Besinnlich

Heiliger Abend, 22 Uhr 30

Besinnlich. Geschenke über Geschenke. In Flüchtlingslagern knabbern Ratten Babys an, weil alles kalt und nass ist. Verrückte Welt. Verrückte Menschen. Kranke Menschen. Es geht um Macht. Um Geld. Egoisten. Jesus würde die Galle übergehen. Prüfung? Keiner, den ich kenne, würde sie bestehen. Ich schon mal gar nicht. Hier in meinem warmen gemütlichen Zimmer. Bei einem Glas Wein, bei Kerzenschein, wenn ich wollte, bei schöner Musik. Fußbodenheizung. Laptop. Fernseher. Besinnlich. Weltfrieden. Waffen werden geschoben bis in die letzten Winkel. Milliardenbeträge. Kohle. Zaster. Money. Atme ich aus, rieche ich nach Zigarre und Wein. Die Kohle wird verpafft. In die Luft geatmet. Die Luft verpestet. Millionen lungenkranke Menschen. Sämtliche Formen von Krankheiten durch den ganzen Dreck und Schmutz. Durch Fleisch und Zucker, Fett, Kippen, Alkohol und andere Drogen. Besinnlich. Besinnlich. Eine Polenente bei Aldi für 5,99. Corona. Hunger. Durst. Umwelt. Klima. Wie fühlst du dich? Wie fühle ich mich? Vollgefressen. Vollgeraucht. Vollgetrunken. Und dann wieder die Gespräche bei meiner Therapeutin. Was ich schreibe, interessiert nicht. Du liest mich trotzdem. Aus Neugier. Weil du mich kennst. Weil du wissen möchtest, wie es mir geht. Ganz gut, muss ich sagen. Trotz der Umstände. Trotz Krankheit. So krank fühle ich mich momentan gar nicht. Du etwa? Die Tastatur. Es ist nicht wichtig, was ich schreibe. Es ist nicht wichtig, dass du mich liest.

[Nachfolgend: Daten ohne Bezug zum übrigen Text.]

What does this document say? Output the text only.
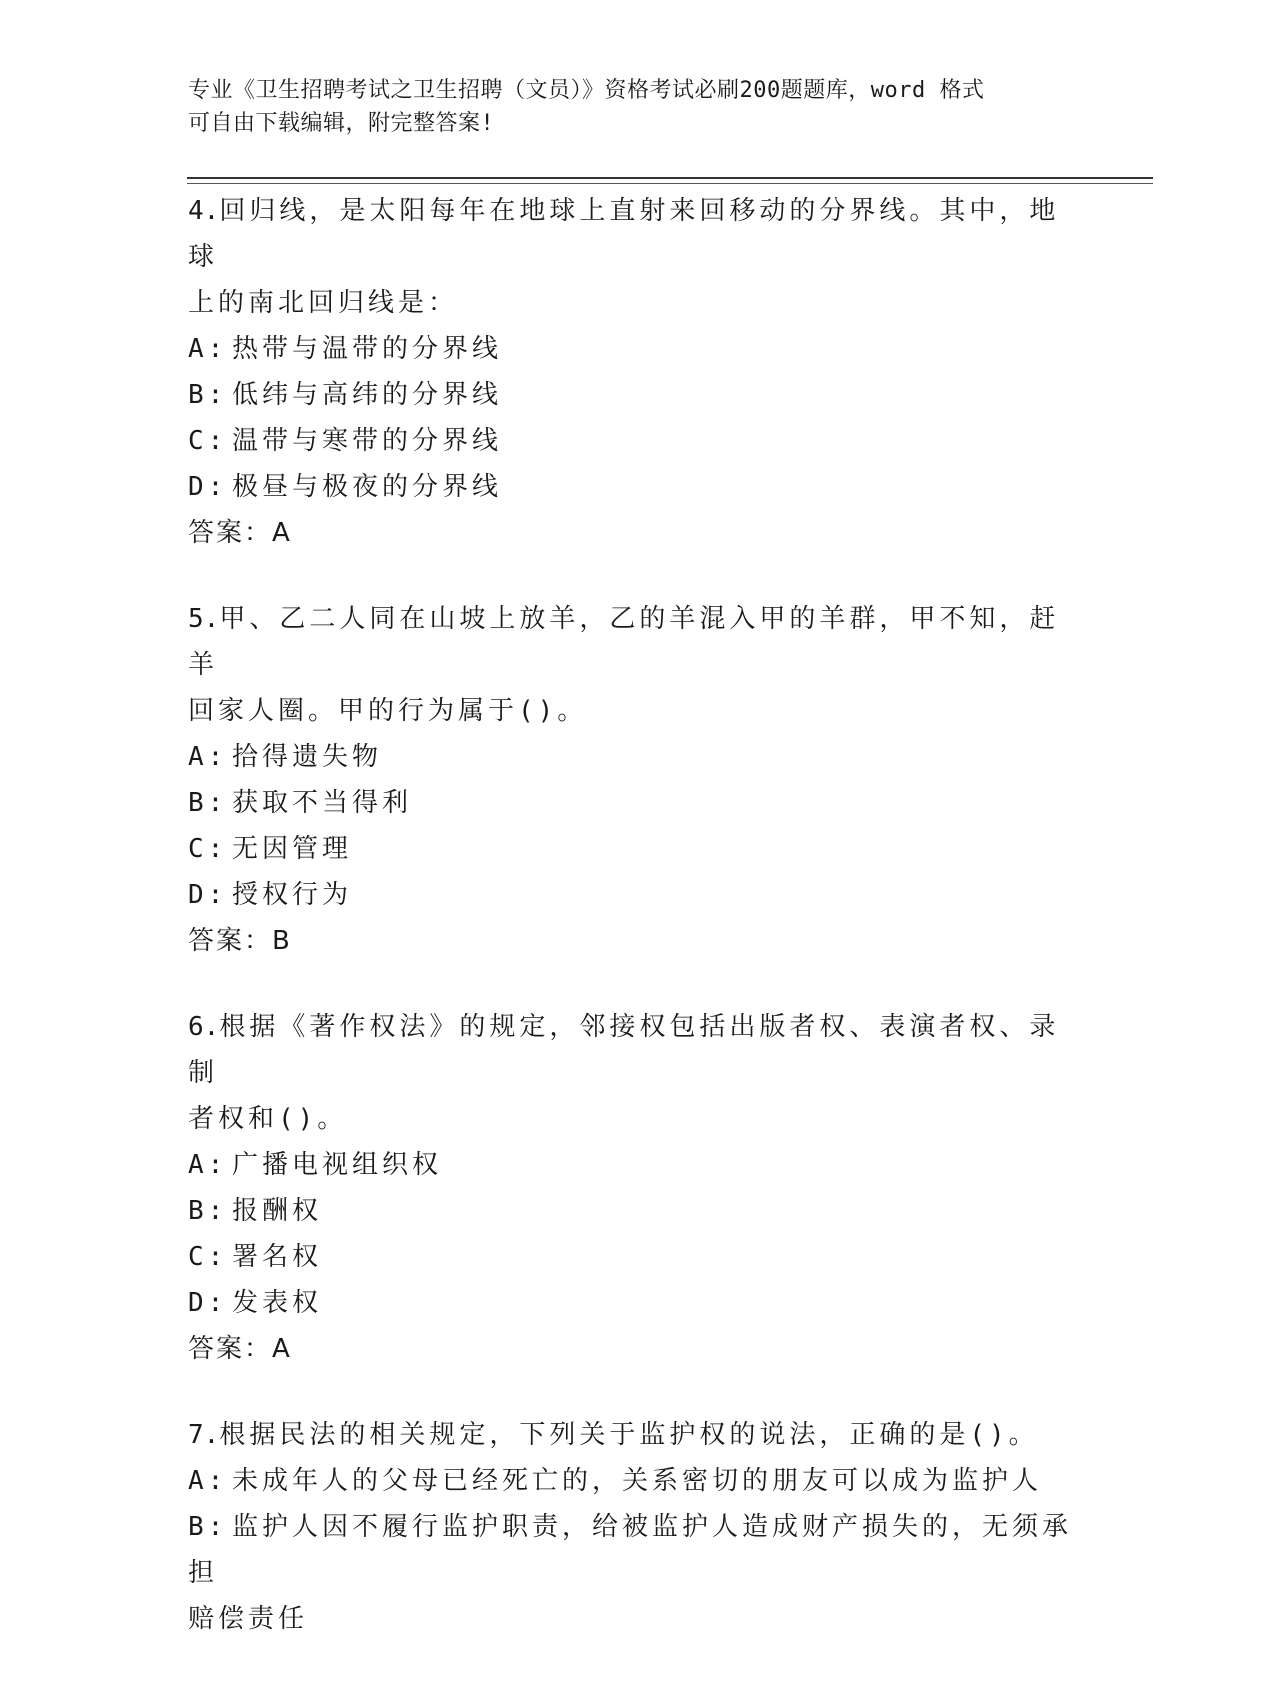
专业《卫生招聘考试之卫生招聘（文员）》资格考试必刷200题题库，word 格式
可自由下载编辑，附完整答案!

4.回归线，是太阳每年在地球上直射来回移动的分界线。其中，地球

上的南北回归线是：

A: 热带与温带的分界线

B: 低纬与高纬的分界线

C: 温带与寒带的分界线

D: 极昼与极夜的分界线

答案：A

5.甲、乙二人同在山坡上放羊，乙的羊混入甲的羊群，甲不知，赶羊

回家人圈。甲的行为属于()。

A: 拾得遗失物

B: 获取不当得利

C: 无因管理

D: 授权行为

答案：B

6.根据《著作权法》的规定，邻接权包括出版者权、表演者权、录制

者权和()。

A: 广播电视组织权

B: 报酬权

C: 署名权

D: 发表权

答案：A

7.根据民法的相关规定，下列关于监护权的说法，正确的是()。

A: 未成年人的父母已经死亡的，关系密切的朋友可以成为监护人

B: 监护人因不履行监护职责，给被监护人造成财产损失的，无须承担

赔偿责任
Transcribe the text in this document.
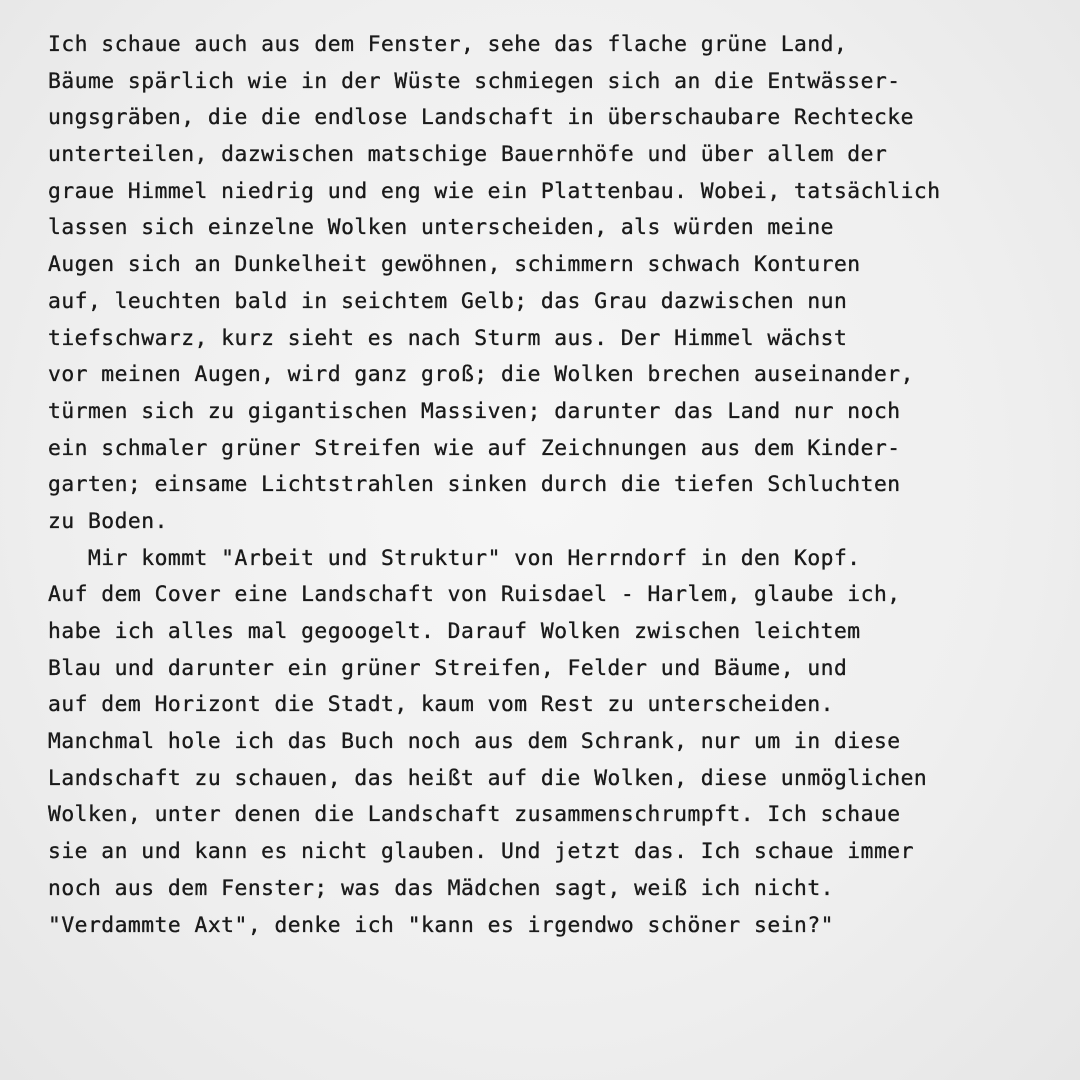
Ich schaue auch aus dem Fenster, sehe das flache grüne Land,
Bäume spärlich wie in der Wüste schmiegen sich an die Entwässer-
ungsgräben, die die endlose Landschaft in überschaubare Rechtecke
unterteilen, dazwischen matschige Bauernhöfe und über allem der
graue Himmel niedrig und eng wie ein Plattenbau. Wobei, tatsächlich
lassen sich einzelne Wolken unterscheiden, als würden meine
Augen sich an Dunkelheit gewöhnen, schimmern schwach Konturen
auf, leuchten bald in seichtem Gelb; das Grau dazwischen nun
tiefschwarz, kurz sieht es nach Sturm aus. Der Himmel wächst
vor meinen Augen, wird ganz groß; die Wolken brechen auseinander,
türmen sich zu gigantischen Massiven; darunter das Land nur noch
ein schmaler grüner Streifen wie auf Zeichnungen aus dem Kinder-
garten; einsame Lichtstrahlen sinken durch die tiefen Schluchten
zu Boden.
Mir kommt "Arbeit und Struktur" von Herrndorf in den Kopf.
Auf dem Cover eine Landschaft von Ruisdael - Harlem, glaube ich,
habe ich alles mal gegoogelt. Darauf Wolken zwischen leichtem
Blau und darunter ein grüner Streifen, Felder und Bäume, und
auf dem Horizont die Stadt, kaum vom Rest zu unterscheiden.
Manchmal hole ich das Buch noch aus dem Schrank, nur um in diese
Landschaft zu schauen, das heißt auf die Wolken, diese unmöglichen
Wolken, unter denen die Landschaft zusammenschrumpft. Ich schaue
sie an und kann es nicht glauben. Und jetzt das. Ich schaue immer
noch aus dem Fenster; was das Mädchen sagt, weiß ich nicht.
"Verdammte Axt", denke ich "kann es irgendwo schöner sein?"
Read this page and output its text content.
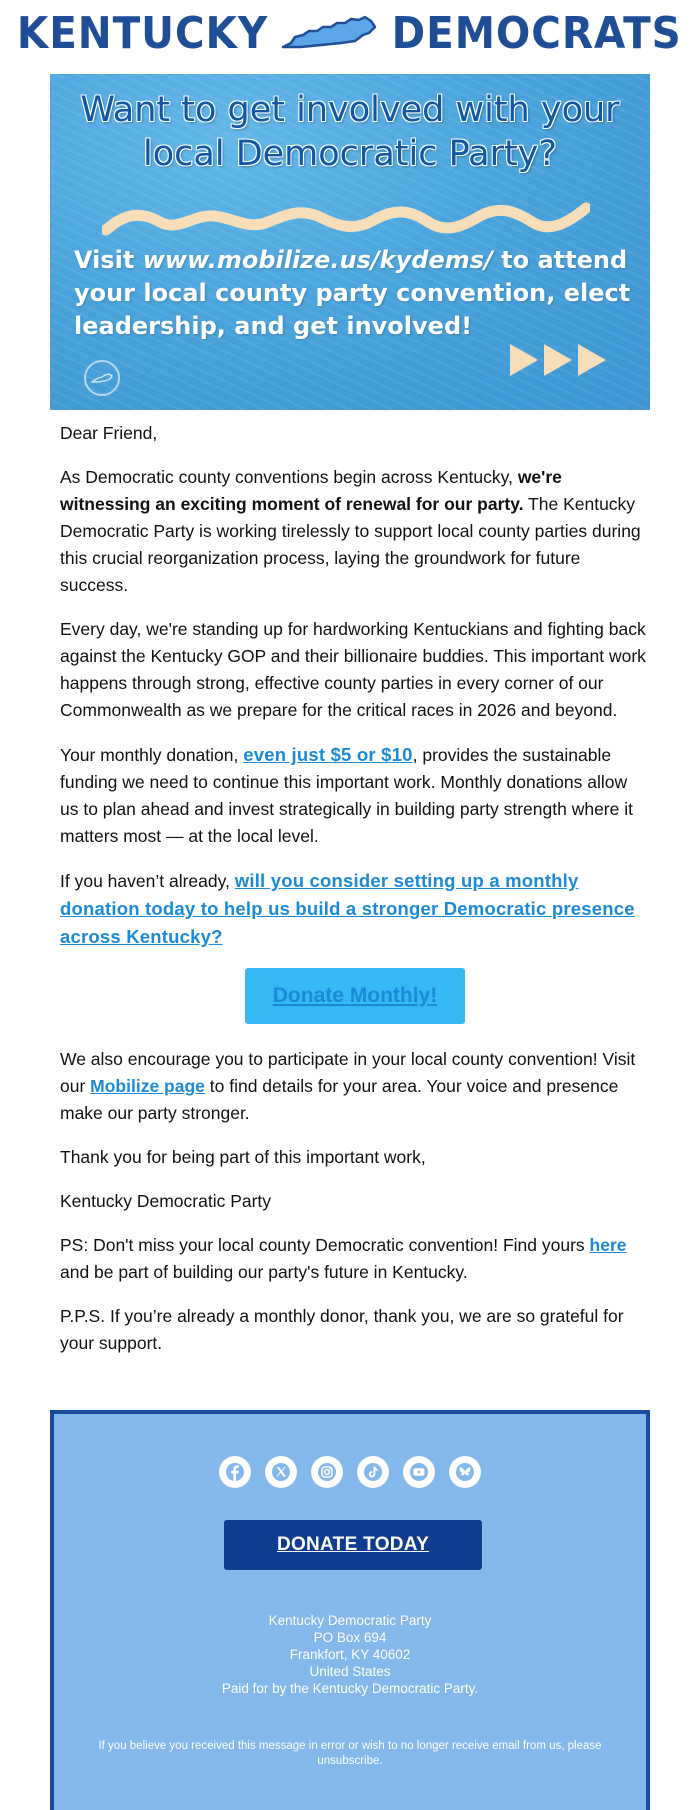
KENTUCKY	DEMOCRATS
Want to get involved with your local Democratic Party?
Visit www.mobilize.us/kydems/ to attend your local county party convention, elect leadership, and get involved!

Dear Friend,

As Democratic county conventions begin across Kentucky, we're witnessing an exciting moment of renewal for our party. The Kentucky Democratic Party is working tirelessly to support local county parties during this crucial reorganization process, laying the groundwork for future success.

Every day, we're standing up for hardworking Kentuckians and fighting back against the Kentucky GOP and their billionaire buddies. This important work happens through strong, effective county parties in every corner of our Commonwealth as we prepare for the critical races in 2026 and beyond.

Your monthly donation, even just $5 or $10, provides the sustainable funding we need to continue this important work. Monthly donations allow us to plan ahead and invest strategically in building party strength where it matters most — at the local level.

If you haven’t already, will you consider setting up a monthly donation today to help us build a stronger Democratic presence across Kentucky?

Donate Monthly!

We also encourage you to participate in your local county convention! Visit our Mobilize page to find details for your area. Your voice and presence make our party stronger.

Thank you for being part of this important work,

Kentucky Democratic Party

PS: Don't miss your local county Democratic convention! Find yours here and be part of building our party's future in Kentucky.

P.P.S. If you’re already a monthly donor, thank you, we are so grateful for your support.

DONATE TODAY
Kentucky Democratic Party
PO Box 694
Frankfort, KY 40602
United States
Paid for by the Kentucky Democratic Party.
If you believe you received this message in error or wish to no longer receive email from us, please unsubscribe.
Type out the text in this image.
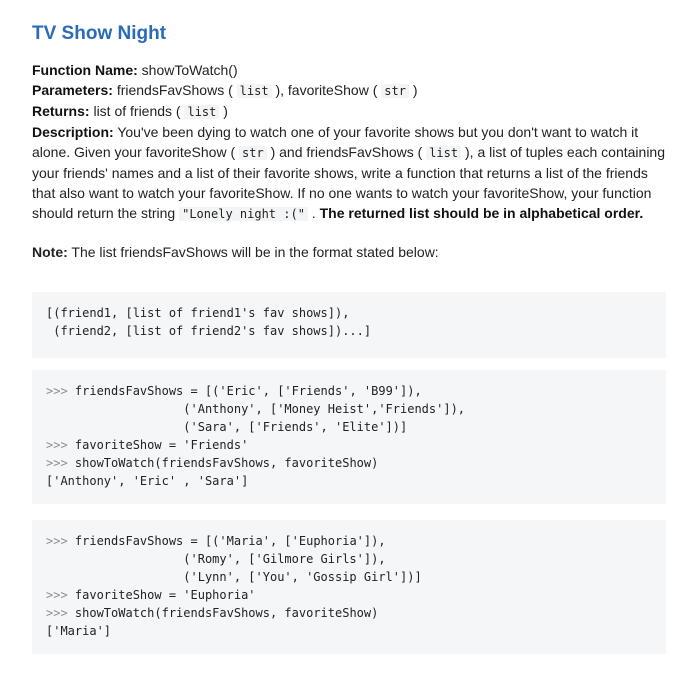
TV Show Night

Function Name: showToWatch()

Parameters: friendsFavShows ( list ), favoriteShow ( str )

Returns: list of friends ( list )

Description: You've been dying to watch one of your favorite shows but you don't want to watch it alone. Given your favoriteShow ( str ) and friendsFavShows ( list ), a list of tuples each containing your friends' names and a list of their favorite shows, write a function that returns a list of the friends that also want to watch your favoriteShow. If no one wants to watch your favoriteShow, your function should return the string "Lonely night :(" . The returned list should be in alphabetical order.

Note: The list friendsFavShows will be in the format stated below:

[(friend1, [list of friend1's fav shows]),
(friend2, [list of friend2's fav shows])...]
>>> friendsFavShows = [('Eric', ['Friends', 'B99']),
('Anthony', ['Money Heist','Friends']),
('Sara', ['Friends', 'Elite'])]
>>> favoriteShow = 'Friends'
>>> showToWatch(friendsFavShows, favoriteShow)
['Anthony', 'Eric' , 'Sara']
>>> friendsFavShows = [('Maria', ['Euphoria']),
('Romy', ['Gilmore Girls']),
('Lynn', ['You', 'Gossip Girl'])]
>>> favoriteShow = 'Euphoria'
>>> showToWatch(friendsFavShows, favoriteShow)
['Maria']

Du bekommst keinen Orden. Humbuck. Ich muss schreiben. Ich möchte es. Ich will schreiben, die Tasten klacken hören. Weil ich mich wichtig nehme. Klugscheißer. Ich meine mich. Wie fühlt sich ein Schriftsteller? Schriftsteller. Schriftsteller?

Kriegerkind

Ich würde mich gern Krieger nennen, doch bin ich es nicht wert, warum muss ich den Weg verkennen, der meine Taten ehrt? Warum bin ich nicht zart in Wort und Schrift, es geht so oft ums Beglücken, für den Krieger schamloses Gift, er würde nie sein Herz entrücken. Auf die Seite des Frevelhaften, auf die Seite meiner Phantasien, es sind nicht viele, die den Weg ins Kriegerlicht schafften, warum, o Herr, hast du mir meine Lüste verliehn? Ich würde mich gern Krieger rufen, der seine Tat vorzüglich trifft, den die Engel des Himmels schufen, allein durch Gottes Schrift. So war ich einst ein Krieger gewesen, als Kind im zarten Alter, und nun könnt ihr all meine Sünden lesen, ich selbst bin mein Wortverwalter. Und es interessiert mich kaum, ob ich eine Frau verführ, ich genieße jeden Traum, in dem ich ihre Weichheit berühr. Ich wiederhole mich in Wort und Schrift, der Krieger tut das nie, niemals ist seine Tat verhext, er lebt in weiser Magie. Auch ich möchte ein Krieger sein, ich kenne seinen Weg, o, könnt er mir sein Wesen leihn, welches er hegt und pflegt. Schon der Gedanke an eine Lüge erfüllt ihn mit furchtbarer Strafe, und wenn ich auch über Wissen verfüge, so ist es Betrug, wenn ich mich nicht selbst entlarve. Wenn ich so tue, als wäre ich weise, ich könnte es tun, als falscher Prophet, meine Schrift wäre klar, mein Wort wäre leise, und jede Tat von mir ein pures Gebet. Ich wäre gern ein Kriegerkind, im Lichte würde ich wandeln, mein Tut wäre klar wie reinster Wind, ich könnte meine Seele nicht länger verschandeln. Lass mich bitte Krieger nennen, und nimm mir jede Schuld, ich will mich gänzlich zur Wahrheit bekennen, in aller Stille, in aller Geduld.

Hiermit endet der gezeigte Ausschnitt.